We conducted a nested case-control analysis within a cohort of subjects with RA, observed between 1999 and 2003, identified from the PharMetrics claims database. For each first AMI hospitalization identified during followup, 10 controls matched on sex, age, and time of study entry were randomly selected from the cohort. Conditional logistic regression was used to estimate the rate ratio (RR) of AMI associated with the current use of anti-RA therapy, as measured from dispensed prescriptions, after adjustment for AMI risk factors.

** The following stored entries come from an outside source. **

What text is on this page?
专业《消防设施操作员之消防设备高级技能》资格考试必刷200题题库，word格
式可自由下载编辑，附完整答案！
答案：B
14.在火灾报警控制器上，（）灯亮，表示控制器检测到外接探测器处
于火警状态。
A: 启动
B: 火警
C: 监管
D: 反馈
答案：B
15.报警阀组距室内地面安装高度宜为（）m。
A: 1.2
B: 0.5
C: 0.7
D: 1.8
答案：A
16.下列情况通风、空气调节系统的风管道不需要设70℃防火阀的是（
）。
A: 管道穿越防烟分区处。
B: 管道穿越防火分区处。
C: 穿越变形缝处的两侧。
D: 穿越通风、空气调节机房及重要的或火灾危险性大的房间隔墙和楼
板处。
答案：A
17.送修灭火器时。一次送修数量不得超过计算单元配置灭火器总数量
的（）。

The cohort included 107,908 subjects (average age 54 years at cohort entry). During followup, 558 AMI cases occurred (3.4 per 1,000 per year). AMI rate was significantly decreased with the current use of any DMARD (adjusted RR 0.80, 95% confidence interval [95% CI] 0.65–0.98). This effect was consistent across all DMARDs, including methotrexate (RR 0.81, 95% CI 0.60–1.08), leflunomide (RR 0.28, 95% CI 0.12–0.65), and other traditional DMARDs (RR 0.67, 95% CI 0.46–0.97), but not biologic agents (RR 1.30, 95% CI 0.92–1.83). AMI rate increased with the use of glucocorticoids (RR 1.32, 95% CI 1.02–1.72) but not with nonselective nonsteroidal antiinflammatory drugs (RR 1.05, 95% CI 0.81–1.36) or cyclooxygenase 2 (COX-2) inhibitors (RR 1.11, 95% CI 0.87–1.43).


DMARD use is associated with a reduction in AMI risk in patients with RA. No risk increase was found with the COX-2 inhibitors in this population.